Non-profit organizations like Shift and Bike Works are already working to get people bikes. “Let’s get bikes into the hands of more people,” he added.

He also wants to see the city’s fleet of cars go hybrid and further the use of bio-diesel buses. “Portland should be a leader in alternative forms of transportation,” he said. His biggest concern is reducing carbon dioxide emissions.

He stated that he bikes to work every other day. (The other days, he added, are when he takes his dog with him to work; she is too big to take on a bike.)

Busse also believes “the South Waterfront developments are going in the wrong direction.”

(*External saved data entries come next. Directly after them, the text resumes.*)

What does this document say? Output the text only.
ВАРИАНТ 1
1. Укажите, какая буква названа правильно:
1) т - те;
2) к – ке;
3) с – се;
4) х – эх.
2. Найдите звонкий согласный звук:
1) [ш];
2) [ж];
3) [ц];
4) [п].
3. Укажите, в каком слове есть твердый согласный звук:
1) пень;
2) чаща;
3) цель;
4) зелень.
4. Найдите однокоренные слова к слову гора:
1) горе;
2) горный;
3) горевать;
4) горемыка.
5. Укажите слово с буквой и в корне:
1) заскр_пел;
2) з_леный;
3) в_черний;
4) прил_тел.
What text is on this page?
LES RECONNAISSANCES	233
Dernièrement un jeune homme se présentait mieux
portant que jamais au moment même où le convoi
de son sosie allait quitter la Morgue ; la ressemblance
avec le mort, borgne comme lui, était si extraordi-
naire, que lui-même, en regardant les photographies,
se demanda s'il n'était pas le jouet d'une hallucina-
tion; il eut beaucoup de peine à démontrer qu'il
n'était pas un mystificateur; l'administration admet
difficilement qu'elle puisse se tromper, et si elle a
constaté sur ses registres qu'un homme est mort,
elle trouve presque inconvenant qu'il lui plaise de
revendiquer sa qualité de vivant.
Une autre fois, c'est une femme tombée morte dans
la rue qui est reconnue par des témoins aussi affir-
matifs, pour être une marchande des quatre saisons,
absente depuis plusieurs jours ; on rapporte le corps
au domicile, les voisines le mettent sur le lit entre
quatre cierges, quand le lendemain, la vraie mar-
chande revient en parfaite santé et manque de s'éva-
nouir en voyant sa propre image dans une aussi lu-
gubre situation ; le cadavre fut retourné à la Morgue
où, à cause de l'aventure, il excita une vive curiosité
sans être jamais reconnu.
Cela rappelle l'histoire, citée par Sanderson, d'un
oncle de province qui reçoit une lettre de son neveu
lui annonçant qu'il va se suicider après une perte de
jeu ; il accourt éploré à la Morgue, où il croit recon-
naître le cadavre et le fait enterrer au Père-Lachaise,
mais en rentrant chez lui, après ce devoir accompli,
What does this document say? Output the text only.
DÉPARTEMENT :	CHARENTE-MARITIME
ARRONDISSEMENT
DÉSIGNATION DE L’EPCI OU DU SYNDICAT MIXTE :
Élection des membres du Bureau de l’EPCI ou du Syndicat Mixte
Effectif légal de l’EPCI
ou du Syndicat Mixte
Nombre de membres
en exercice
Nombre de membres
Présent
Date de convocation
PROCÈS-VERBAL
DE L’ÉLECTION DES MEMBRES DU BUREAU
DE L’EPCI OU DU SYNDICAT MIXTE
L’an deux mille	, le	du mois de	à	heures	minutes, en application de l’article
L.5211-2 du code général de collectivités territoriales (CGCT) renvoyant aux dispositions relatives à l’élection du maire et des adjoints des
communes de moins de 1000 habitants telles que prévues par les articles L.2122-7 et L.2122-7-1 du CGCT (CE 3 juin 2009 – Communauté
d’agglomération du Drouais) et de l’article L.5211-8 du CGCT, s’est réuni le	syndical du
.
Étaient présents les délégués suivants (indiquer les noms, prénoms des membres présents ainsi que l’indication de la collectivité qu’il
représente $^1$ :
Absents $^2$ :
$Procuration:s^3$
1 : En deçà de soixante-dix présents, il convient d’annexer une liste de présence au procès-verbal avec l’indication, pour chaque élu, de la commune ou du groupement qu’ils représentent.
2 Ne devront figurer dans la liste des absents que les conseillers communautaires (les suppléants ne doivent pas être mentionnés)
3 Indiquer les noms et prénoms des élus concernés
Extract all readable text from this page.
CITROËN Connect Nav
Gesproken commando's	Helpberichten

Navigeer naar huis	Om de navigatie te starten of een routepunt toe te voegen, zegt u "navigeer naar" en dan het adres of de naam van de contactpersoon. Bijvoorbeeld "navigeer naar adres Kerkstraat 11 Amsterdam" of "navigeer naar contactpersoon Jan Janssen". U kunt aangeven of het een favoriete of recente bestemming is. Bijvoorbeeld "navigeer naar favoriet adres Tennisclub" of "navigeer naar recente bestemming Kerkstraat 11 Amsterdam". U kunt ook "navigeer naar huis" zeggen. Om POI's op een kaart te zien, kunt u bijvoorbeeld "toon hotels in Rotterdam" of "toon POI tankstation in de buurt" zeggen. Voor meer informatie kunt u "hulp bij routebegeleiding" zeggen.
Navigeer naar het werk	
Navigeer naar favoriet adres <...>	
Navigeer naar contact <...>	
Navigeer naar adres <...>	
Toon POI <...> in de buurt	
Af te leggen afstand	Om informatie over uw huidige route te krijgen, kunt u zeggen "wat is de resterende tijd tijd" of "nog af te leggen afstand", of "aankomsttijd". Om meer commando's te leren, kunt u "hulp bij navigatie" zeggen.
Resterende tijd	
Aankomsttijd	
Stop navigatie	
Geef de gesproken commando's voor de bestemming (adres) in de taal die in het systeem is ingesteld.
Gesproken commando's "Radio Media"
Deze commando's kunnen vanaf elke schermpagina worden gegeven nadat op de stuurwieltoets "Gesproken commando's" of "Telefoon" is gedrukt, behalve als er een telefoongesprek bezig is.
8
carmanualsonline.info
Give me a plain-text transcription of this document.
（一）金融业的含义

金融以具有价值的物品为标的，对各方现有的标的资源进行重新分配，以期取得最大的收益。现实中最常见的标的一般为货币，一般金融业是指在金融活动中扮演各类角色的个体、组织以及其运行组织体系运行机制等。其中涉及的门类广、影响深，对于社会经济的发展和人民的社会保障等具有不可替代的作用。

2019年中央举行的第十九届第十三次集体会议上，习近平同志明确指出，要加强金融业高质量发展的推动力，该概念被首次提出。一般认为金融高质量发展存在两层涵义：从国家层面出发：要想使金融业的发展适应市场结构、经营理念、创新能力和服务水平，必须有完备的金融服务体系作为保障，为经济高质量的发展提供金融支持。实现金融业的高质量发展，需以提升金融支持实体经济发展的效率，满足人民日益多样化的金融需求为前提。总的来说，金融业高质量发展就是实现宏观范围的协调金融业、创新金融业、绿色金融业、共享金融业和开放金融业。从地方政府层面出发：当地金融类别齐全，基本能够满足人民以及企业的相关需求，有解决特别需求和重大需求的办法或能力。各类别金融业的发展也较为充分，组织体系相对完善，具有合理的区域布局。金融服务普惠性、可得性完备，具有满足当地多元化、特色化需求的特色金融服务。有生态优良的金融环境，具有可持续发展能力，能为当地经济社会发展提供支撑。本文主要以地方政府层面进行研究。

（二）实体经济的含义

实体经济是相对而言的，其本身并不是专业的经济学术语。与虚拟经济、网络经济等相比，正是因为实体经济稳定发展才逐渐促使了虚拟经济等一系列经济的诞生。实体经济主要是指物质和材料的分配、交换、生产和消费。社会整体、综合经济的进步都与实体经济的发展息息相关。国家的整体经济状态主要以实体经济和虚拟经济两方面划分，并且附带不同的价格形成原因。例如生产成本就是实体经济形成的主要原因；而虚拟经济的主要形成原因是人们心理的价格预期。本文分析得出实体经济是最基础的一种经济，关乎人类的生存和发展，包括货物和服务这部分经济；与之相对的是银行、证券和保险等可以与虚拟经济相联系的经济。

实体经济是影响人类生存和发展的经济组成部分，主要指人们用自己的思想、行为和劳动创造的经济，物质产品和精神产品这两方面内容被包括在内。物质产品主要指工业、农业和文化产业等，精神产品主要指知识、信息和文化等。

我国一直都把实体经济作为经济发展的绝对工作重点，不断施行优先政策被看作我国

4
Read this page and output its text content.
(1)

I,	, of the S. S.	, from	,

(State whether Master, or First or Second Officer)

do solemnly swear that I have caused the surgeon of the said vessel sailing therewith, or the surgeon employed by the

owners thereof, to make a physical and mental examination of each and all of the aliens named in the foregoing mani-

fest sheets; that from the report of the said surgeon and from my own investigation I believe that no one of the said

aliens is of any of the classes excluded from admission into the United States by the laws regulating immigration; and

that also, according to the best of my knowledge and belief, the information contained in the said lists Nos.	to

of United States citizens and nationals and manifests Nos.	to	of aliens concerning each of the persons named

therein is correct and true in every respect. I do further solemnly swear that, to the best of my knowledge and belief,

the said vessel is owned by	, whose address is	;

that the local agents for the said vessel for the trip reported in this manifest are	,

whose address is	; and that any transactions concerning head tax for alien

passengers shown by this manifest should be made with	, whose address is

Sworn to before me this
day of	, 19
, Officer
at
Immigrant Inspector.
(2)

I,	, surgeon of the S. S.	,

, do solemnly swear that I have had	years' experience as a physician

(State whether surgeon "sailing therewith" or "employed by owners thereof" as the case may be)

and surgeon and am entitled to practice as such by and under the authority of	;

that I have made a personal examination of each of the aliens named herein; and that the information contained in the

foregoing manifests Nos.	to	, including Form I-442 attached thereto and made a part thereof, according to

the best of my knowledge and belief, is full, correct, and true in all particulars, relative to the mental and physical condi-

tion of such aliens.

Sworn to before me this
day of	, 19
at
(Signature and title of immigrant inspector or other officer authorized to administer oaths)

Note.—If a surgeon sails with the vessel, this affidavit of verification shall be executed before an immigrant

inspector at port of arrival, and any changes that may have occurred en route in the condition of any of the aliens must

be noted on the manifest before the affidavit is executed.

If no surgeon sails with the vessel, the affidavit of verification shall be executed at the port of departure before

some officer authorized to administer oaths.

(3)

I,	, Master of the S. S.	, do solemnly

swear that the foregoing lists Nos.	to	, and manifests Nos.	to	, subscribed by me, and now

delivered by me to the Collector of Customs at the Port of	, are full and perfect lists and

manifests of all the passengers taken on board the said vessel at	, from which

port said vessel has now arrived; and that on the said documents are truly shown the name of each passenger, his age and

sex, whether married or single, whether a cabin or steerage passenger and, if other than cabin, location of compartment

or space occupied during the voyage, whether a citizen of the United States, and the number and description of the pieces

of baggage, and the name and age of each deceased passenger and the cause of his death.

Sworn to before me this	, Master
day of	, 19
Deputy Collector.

He wants to see more affordable and low-income housing developed in downtown Portland.

“Last I checked,” he said, “there isn’t a housing crunch for the wealthy in this town.”

He’s confident that if the right person is elected mayor and the right city council is in place, Portland’s housing situation could get better.

Busse thinks the money slated for a potential baseball stadium could be better spent. He is not against the idea of a baseball stadium; if successful, a professional baseball team can help foster civic pride and economic growth. But he disagrees with pooling so much money into one project as a “putting all your eggs in one basket” situation.

Busse is taking a progressive outlook on the entire campaign process, as well. “100 is our magic number,” he said, for many reasons.

Firstly, they are capping campaign donations at $100, which is “logically tied to federal standards.” He said that mayoral candidate “Tom Potter pulled his $25 campaign cap out of his ass.”

Busse also plans to give away $100 of the mayor’s salary every day, including weekends, while in office. He thinks the mayor’s salary level is “ridiculous.”

His platform embraces a list of 100 specific programs and projects he plans to implement or begin during his first 100 days of office. This list was released yesterday (see sidebar), exactly 100 days from the May 19 primary.

“Our campaign,” Busse said, “has been indicative of how we’d run the city, which is open and accessible; which is pounding the pavement for new ideas. We’re doing everything possible to make politics fun and to integrate it into people’s lives.”

One way his campaign is accomplishing this is by hosting free movie nights. In fact, the Me for Mayor campaign is hosting the film “Breaking Away” at 7:30 p.m. this Thursday, Feb. 12, at Stumptown Coffee, 128 S.W. 3rd Ave.

“If the mayor wants to start bringing people back into city hall,” he said, “he needs to start reaching out.”